First, the relationship between yourself and a supervisee is a professional relationship. You observe the same standards that you would with any other recipient of your services!
I once had a respected researcher say to me that because of their status in the world of research, “who would be better at teaching students?” Ah, someone who understands the psychology and skills associated with teaching? Can you show respect for the recipient of your services-consistent with Codes-and demonstrate that what you are doing is a supportable service?
Second, there is also a structural, contractual aspect to this relationship. You have negotiated, laid out, and signed a contract. Even in less formal supervision or consultation, a mutual obligation exists, and must be honoured! A supervisee called and said their supervisor had presumptively announced that supervision was taking too much time and so they were quitting, as if this was a one-way street without contractual, interpersonal or ethical dimensions. Walk in with your eyes open and walk out, when necessary, with integrity.
Third, the same human relations skills you would use with a patient in the consulting room ought to extend to the supervisee. This means taking responsibility for developing confidence, alliance, motivation, and providing useful feedback to the supervisee. The most interpersonal complaints I receive from supervisees concern a cavalier, “my way or the highway” approach supervisors often fall into. This exploitation of the power differential leads to reactance. Hey! Don’t act with a supervisee any differently than you would with a patient. Win them to the task.

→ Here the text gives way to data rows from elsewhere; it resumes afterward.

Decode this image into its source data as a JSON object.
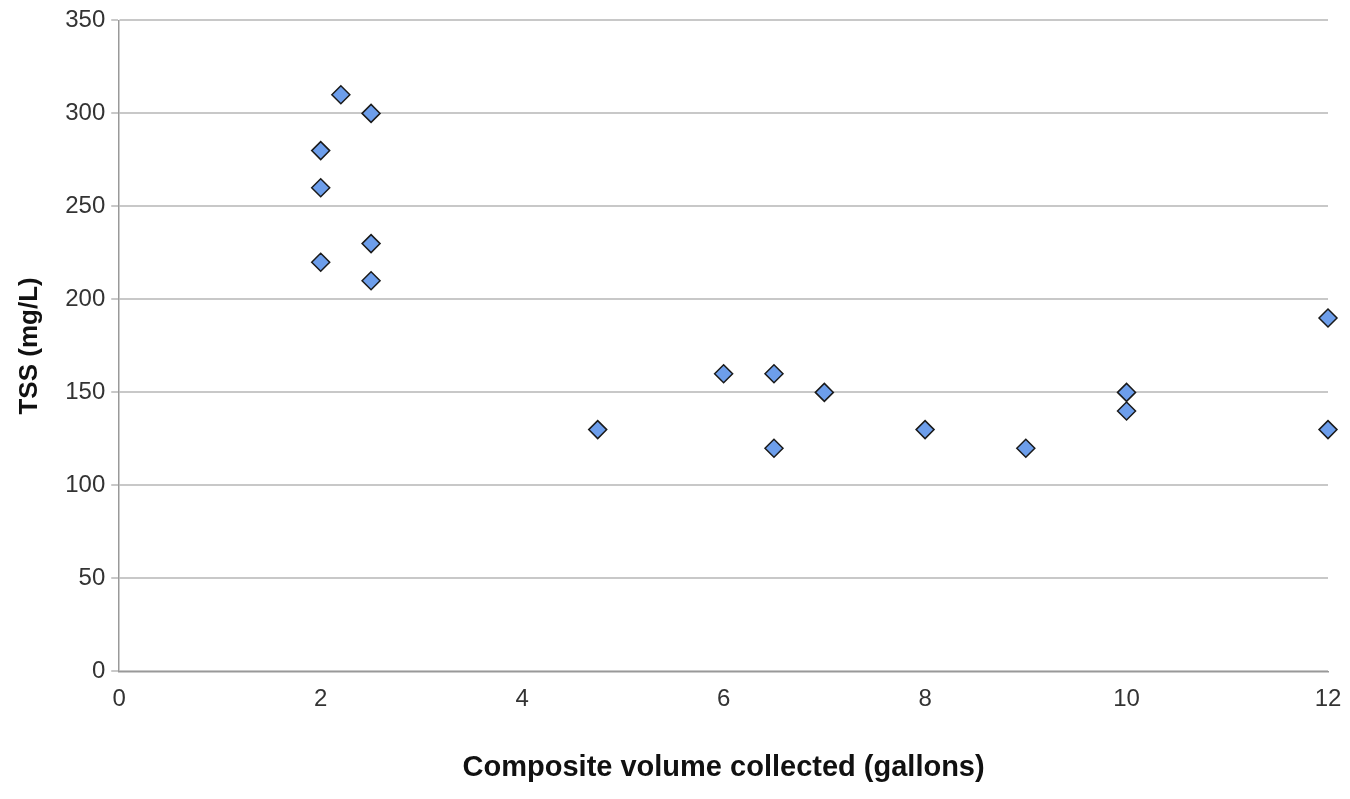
{
  "chart_data": {
    "type": "scatter",
    "xlabel": "Composite volume collected (gallons)",
    "ylabel": "TSS (mg/L)",
    "x": [
      2,
      2,
      2,
      2.2,
      2.5,
      2.5,
      2.5,
      4.75,
      6,
      6.5,
      6.5,
      7,
      8,
      9,
      10,
      10,
      12,
      12
    ],
    "series": [
      {
        "color": "#6d9eeb",
        "values": [
          280,
          260,
          220,
          310,
          300,
          230,
          210,
          130,
          160,
          160,
          120,
          150,
          130,
          120,
          150,
          140,
          190,
          130
        ]
      }
    ],
    "xlim": [
      0,
      12
    ],
    "xticks": [
      0,
      2,
      4,
      6,
      8,
      10,
      12
    ],
    "ylim": [
      0,
      350
    ],
    "yticks": [
      0,
      50,
      100,
      150,
      200,
      250,
      300,
      350
    ],
    "grid": "y",
    "marker": "diamond"
  }
}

Fourth, these skills should be reflected in your conduct and modelling of what professional practice should look like. They see us as who they should be, or in the face of bad supervision, what they should reject. They will incorporate us into their identity or reject incorporation, and either way not always in their best interest. A small but robust number of supervisees in APA/CPArecognized programs leave the profession directly because of their supervisory experience. And 50% report that supervision was a negative experience. Which cohort do you want to be in?

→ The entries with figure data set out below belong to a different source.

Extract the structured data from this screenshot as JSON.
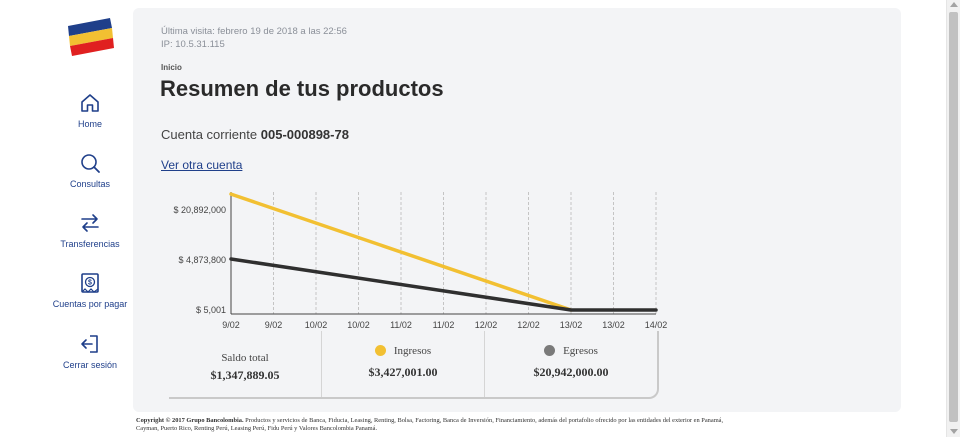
{
  "sidebar": {
    "items": [
      {
        "label": "Home",
        "icon": "home-icon"
      },
      {
        "label": "Consultas",
        "icon": "search-icon"
      },
      {
        "label": "Transferencias",
        "icon": "transfer-arrows-icon"
      },
      {
        "label": "Cuentas por pagar",
        "icon": "bill-dollar-icon"
      },
      {
        "label": "Cerrar sesión",
        "icon": "logout-icon"
      }
    ]
  },
  "header": {
    "last_visit": "Última visita: febrero 19 de 2018 a las 22:56",
    "ip": "IP: 10.5.31.115",
    "breadcrumb": "Inicio",
    "title": "Resumen de tus productos"
  },
  "account": {
    "label": "Cuenta corriente",
    "number": "005-000898-78",
    "other_link": "Ver otra cuenta"
  },
  "chart_data": {
    "type": "line",
    "categories": [
      "9/02",
      "9/02",
      "10/02",
      "10/02",
      "11/02",
      "11/02",
      "12/02",
      "12/02",
      "13/02",
      "13/02",
      "14/02"
    ],
    "y_ticks": [
      "$ 20,892,000",
      "$ 4,873,800",
      "$ 5,001"
    ],
    "series": [
      {
        "name": "Ingresos",
        "color": "#f2c032",
        "values": [
          26000000,
          null,
          null,
          null,
          null,
          null,
          null,
          null,
          5001,
          null,
          null
        ]
      },
      {
        "name": "Egresos",
        "color": "#2f2f2f",
        "values": [
          5200000,
          null,
          null,
          null,
          null,
          null,
          null,
          null,
          5001,
          5001,
          5001
        ]
      }
    ],
    "grid": "vertical-dashed"
  },
  "summary": {
    "balance_label": "Saldo total",
    "balance_value": "$1,347,889.05",
    "income_label": "Ingresos",
    "income_value": "$3,427,001.00",
    "income_color": "#f2c032",
    "expense_label": "Egresos",
    "expense_value": "$20,942,000.00",
    "expense_color": "#7a7a7a"
  },
  "footer": {
    "copyright": "Copyright © 2017 Grupo Bancolombia.",
    "text": " Productos y servicios de Banca, Fiducia, Leasing, Renting, Bolsa, Factoring, Banca de Inversión, Financiamiento, además del portafolio ofrecido por las entidades del exterior en Panamá, Cayman, Puerto Rico, Renting Perú, Leasing Perú, Fidu Perú y Valores Bancolombia Panamá."
  }
}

Fifth, this reaction to our presence—too hot/too cold in identity—is in opposition to effective supervision where the goal is acculturation. Acculturation is the successful interface between their personal values, life experience, and character and that of professional psychology. This involves less acquisition of a particular model or theory affiliation than development of their own way of being within the confines of an approach and more importantly, capacity for professional judgement. As a Hawaiian elder once said to me, “we have to help the young ones grow for themselves.” The acculturation model of supervision is brilliant. It speaks to four quadrants: one where the supervisee prioritizes their values higher than those of the profession: » ‘These codes are inconvenient and meant for others’; » The ‘true believer’: the profession higher than their values » ‘Yes/no/maybe?’: no values either way » ‘I speak me-and-you fluently’: where values on both sides are held in a dynamic and growth-promoting relationship
Sixth, finally, their own unique emergence, where personal and professional values sponsor professional judgement and the emergence of far-reaching oversight.